THE Federal Government has called forward $650 million in funding to finance an increase in water buybacks.
The Government introduced appropriation legislation to parliament last week calling for more money from forward estimates for its water for the future and home insulation programs.
The Opposition supported the move owing to long-held conventions against blocking supply, but there was significant disapproval voiced in the Lower House from rural MPs, particularly in relation to the Government's water buyback approach.
The Government called for the $650 million from budgets next year and the year after to finance the buybacks and make up for water not sold due to a moratorium on sales in NSW.
Nationals MP for the northern NSW electorate of Parkes, Mark Coulton, slammed the buyback as "one of the most ill-conceived and sinister schemes ever administered by this government".

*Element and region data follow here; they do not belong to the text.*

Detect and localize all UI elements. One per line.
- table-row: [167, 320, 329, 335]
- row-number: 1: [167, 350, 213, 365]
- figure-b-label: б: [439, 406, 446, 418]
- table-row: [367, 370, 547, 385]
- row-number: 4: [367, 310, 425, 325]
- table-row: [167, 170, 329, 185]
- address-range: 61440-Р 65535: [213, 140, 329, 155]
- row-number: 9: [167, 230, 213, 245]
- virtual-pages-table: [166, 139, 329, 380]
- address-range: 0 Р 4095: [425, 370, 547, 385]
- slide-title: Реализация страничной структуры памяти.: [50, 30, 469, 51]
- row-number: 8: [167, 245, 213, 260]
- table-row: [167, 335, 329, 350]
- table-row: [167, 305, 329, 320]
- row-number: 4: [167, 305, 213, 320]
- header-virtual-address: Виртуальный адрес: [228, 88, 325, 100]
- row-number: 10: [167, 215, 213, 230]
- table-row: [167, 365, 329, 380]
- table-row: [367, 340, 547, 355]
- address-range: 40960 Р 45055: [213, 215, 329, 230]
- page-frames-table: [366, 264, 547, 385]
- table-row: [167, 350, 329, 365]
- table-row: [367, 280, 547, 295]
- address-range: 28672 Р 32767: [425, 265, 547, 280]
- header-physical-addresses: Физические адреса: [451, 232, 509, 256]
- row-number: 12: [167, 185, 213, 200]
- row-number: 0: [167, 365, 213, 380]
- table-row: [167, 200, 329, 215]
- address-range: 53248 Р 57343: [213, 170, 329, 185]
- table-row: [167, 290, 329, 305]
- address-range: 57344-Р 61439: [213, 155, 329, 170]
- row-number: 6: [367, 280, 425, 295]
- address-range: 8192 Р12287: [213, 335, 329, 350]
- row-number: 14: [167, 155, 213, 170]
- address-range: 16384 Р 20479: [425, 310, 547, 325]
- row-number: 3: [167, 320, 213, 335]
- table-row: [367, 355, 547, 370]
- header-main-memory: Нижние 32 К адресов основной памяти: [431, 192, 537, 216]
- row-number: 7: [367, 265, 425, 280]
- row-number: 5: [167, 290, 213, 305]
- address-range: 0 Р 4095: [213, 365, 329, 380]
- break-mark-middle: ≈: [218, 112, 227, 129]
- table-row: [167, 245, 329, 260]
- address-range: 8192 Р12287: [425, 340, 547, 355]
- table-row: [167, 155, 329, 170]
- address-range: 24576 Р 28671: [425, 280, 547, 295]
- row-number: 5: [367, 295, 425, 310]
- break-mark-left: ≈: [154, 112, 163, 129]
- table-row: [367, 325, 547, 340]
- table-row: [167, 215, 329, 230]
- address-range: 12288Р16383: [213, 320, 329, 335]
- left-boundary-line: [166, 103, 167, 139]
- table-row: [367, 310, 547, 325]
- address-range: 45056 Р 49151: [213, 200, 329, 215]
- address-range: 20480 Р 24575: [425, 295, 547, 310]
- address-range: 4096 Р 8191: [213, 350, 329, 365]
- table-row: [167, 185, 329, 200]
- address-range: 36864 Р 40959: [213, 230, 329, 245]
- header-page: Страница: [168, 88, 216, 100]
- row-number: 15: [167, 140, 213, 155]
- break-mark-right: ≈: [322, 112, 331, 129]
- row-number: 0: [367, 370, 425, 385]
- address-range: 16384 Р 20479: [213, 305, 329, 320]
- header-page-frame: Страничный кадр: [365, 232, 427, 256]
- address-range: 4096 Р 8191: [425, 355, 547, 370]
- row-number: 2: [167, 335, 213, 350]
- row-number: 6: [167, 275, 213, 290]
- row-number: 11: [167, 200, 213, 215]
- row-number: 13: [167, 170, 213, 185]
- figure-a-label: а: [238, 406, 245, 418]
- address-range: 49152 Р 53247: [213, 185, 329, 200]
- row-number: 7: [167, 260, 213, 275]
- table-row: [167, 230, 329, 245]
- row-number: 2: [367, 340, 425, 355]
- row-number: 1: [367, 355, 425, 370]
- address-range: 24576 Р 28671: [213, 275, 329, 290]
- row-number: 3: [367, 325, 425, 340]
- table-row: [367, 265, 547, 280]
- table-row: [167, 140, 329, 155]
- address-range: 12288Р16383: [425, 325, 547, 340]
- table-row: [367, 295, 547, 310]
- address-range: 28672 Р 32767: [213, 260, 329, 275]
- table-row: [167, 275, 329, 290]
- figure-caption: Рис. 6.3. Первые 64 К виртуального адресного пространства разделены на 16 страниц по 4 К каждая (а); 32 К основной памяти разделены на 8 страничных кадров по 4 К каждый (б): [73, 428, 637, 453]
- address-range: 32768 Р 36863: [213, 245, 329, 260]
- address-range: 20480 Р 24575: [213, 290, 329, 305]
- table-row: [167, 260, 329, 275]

"There are, of course, plenty of willing sellers. Rural Australia is in a pretty tight position at the moment," Mr Coulton said.
"Cash-strapped farmers are selling their water entitlements to make ends meet. It is certainly not something of their choosing and it is certainly not something they would do with a long-term view…it is something which they have had no choice in."
Mr Coulton criticised the Government for bringing forward funding for water buybacks and not water infrastructure spending.
He said the very day the money was called for in parliament, the Lachlan River in Western NSW ceased to flow.
Opposition spokesman for Agriculture, John Cobb, said the bill was "a further nail in the coffin of regional communities" and would entrench "a Rudd-made drought in basin communities".
"If the Rudd Government continues to buy the lifeblood of regional communities without increasing the productive capacity, without investing in the system, be it the transfer system or the on-farm system, there will not be two million people left in the Murray-Darling Basin," Mr Cobb said.
Minister for Water, Penny Wong, said the Government had bought 600 gigalitres of water as at October 30 this year.
"That’s come at a cost to taxpayers of close to a billion dollars," she said.
"This is a difficult problem and one we are working to remedy, but it certainly can’t be fixed overnight and it certainly can’t be fixed by assuming we are simply not going to allow any extraction whatsoever from the River Murray."